In the last commentary, we have shown a few examples of doing k-mer counting with the new super-efficient program - kmc-2. This commentary will provide the context. Readers unfamiliar with how to interpret k-mer distributions of short reads are also encouraged to go through an old blog post - Maximizing Utility of Available RAMs in K-mer World.
Here is our story. We started assembling two sets of Illumina libraries discussed in previous commentary using Minia and noticed something odd. At first, we assembled the set2 (see previous commentary for reference) at k=63 using Minia. Total size of all assembled contigs came to be around 700Mb with N50=982. So far, so good.
Another bioinformatician helped us assemble set1 and set2 together with Minia. Since the depth of sequencing was very high, we chose to do this assembly at k=73. The total assembly size came to be roughly the same, but, quite puzzlingly, N50 dropped to 219 !
To figure out what was going on, we took set2 and did k-mer counting at k=63. The distribution came out to be usual (unimodal with peak around 23, ignoring the noise peak near count=1). As explained in the earlier commentary, the location of the mode of the distribition is attributable to the depth of sequencing and the amount of repeats in the genome. The peak at 23 was somewhat low given how deeply this genome was sequenced (~50 was expected), but we also knew that this organism had extensive duplication. Therefore, there was nothing odd with the k-mer distribution as such.
Armed with the new k-mer counter, we started to do forensic analysis on the libraries and here is what we found. The following three figures show k-mer distributions for k=21. Especially pay attention to the third chart below.
first set, k=21
second set, k=21
both sets, k=21
The above chart showing k-mer distribution of the combined libraries has two distinct peaks and one at the right location (~120) derived from the coverage, whereas the other one is at half of that number. The above pattern very likely indicates high degree of heterozygosity in our sample. Two chromosomes in diploid genomes are usually very similar and therefore total k-mer coverage is unimodal. When the difference between the chromosomes start to increase, a second peak appears at location that is half of the primary peak.
We first thought that the two PE libraries (set1 and set2) were prepared with samples from two different animals, but our collaborator confirmed that they were from the same animal. In fact, k-mer distribution from each set also shows two separate peaks, even though those peaks are somewhat less pronounced than when the sets are combined together.

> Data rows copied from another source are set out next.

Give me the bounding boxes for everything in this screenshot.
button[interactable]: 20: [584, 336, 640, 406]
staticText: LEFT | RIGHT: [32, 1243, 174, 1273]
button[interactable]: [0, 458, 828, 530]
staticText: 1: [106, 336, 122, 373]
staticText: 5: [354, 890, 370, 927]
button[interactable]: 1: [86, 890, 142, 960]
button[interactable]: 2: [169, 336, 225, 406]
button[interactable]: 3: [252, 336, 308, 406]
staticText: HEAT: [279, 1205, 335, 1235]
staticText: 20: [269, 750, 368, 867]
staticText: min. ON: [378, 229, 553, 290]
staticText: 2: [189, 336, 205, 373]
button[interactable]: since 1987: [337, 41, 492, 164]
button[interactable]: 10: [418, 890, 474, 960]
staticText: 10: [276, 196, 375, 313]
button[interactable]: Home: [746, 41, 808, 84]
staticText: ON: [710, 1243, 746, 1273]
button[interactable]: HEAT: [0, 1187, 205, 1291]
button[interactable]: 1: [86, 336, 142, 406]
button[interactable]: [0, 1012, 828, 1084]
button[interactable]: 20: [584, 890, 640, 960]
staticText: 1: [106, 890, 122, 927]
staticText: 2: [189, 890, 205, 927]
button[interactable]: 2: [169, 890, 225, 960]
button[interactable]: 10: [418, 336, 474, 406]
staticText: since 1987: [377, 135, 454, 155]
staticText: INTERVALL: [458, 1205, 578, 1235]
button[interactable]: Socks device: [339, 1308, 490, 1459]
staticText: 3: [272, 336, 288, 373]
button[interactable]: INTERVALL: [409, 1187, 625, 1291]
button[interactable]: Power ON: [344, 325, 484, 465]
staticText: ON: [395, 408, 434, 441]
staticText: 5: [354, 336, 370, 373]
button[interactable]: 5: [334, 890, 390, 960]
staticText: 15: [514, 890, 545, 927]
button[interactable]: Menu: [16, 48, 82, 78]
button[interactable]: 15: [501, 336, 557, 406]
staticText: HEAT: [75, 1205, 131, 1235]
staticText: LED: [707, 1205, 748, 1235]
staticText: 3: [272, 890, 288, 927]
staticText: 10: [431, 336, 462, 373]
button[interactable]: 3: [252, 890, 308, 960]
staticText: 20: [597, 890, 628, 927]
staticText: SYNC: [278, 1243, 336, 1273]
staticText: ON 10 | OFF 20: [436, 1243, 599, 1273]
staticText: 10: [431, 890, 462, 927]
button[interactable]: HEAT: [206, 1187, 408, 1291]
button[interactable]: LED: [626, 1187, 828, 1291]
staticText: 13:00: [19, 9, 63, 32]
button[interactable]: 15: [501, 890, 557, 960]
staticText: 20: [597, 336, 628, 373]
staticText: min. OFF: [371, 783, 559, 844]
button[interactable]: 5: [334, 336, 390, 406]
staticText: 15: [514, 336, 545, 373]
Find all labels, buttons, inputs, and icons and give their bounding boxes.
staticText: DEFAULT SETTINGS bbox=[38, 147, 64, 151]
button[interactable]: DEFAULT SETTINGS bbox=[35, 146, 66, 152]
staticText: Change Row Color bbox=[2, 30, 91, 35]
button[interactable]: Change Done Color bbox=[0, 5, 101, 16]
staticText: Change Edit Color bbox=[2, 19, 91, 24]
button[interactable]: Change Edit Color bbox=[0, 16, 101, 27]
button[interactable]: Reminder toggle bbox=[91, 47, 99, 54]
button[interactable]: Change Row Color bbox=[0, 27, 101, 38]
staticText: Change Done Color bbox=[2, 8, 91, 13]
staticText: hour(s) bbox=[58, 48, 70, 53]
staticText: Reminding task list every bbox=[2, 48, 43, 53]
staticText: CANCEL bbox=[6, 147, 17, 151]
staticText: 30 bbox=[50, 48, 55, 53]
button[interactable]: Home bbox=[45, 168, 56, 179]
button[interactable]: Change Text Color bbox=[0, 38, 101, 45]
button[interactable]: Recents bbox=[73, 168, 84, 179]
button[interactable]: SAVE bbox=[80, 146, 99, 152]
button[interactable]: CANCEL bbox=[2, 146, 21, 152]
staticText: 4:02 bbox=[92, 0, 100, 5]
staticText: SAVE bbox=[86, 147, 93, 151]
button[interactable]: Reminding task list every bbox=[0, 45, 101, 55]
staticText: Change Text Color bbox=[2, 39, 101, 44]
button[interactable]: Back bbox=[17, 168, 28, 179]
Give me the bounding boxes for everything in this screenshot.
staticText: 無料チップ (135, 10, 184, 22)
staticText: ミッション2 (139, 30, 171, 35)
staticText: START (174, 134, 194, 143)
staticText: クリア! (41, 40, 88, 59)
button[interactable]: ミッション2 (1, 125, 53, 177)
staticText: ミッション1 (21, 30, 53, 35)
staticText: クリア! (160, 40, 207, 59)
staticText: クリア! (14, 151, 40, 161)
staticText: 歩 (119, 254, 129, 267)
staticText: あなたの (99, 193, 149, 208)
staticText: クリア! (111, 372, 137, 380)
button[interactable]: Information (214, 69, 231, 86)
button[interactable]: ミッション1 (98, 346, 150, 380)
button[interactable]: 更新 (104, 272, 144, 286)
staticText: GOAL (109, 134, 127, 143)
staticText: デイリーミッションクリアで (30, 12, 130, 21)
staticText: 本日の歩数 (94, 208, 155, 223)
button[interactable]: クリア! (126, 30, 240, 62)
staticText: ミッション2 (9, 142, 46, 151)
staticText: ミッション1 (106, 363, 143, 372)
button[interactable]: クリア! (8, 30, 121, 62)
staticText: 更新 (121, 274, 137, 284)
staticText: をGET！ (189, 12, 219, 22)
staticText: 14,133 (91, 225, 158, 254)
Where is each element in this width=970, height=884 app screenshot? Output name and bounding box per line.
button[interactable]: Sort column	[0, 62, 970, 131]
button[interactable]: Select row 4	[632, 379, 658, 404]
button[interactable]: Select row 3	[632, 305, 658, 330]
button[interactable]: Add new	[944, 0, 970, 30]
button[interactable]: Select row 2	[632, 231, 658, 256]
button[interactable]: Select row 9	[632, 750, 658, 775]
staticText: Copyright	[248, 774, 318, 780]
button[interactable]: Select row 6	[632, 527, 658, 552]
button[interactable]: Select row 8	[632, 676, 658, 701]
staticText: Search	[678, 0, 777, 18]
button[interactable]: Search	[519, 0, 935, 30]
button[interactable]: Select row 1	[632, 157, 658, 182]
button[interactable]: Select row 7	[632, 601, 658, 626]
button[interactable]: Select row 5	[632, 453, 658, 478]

When we plotted the distribution at increasing k-values, quite an interesting picture emerged. First check the following figures and then see the bottom of the post for interpretation.
first set, k=27
second set, k=27
both sets, k=27
first set, k=33
second set, k=33
both sets, k=33
first set, k=39
second set, k=39
both sets, k=39
first set, k=45
second set, k=45
both sets, k=45
first set, k=51
second set, k=51
both sets, k=63
What is going on? We suspect the differences between the two chromosomes are in many short patches and are present all over the genome. Also, we can guess that their relative distances are around 40 (27 + 27/2). So, when we take k-mer distribution at k=21, a large number of k-mers from two chromosomes appear to be identical, thus making the peak at higher coverage taller than the peak at lower coverage. As k is increased from 21 to 27, 33, 39, 45, 51 and finally 63, two chromosomes start to differ everywhere, thus leaving with very few identical k-mers from both copies of the chromosomes. Therefore, the peak at higher value disappears at k=63.
That would certainly be very odd and these charts will keep us awake all night.
Other interpretations are welcome ! Also please let me know, if the descriptions provided above of what we are doing are not sufficient.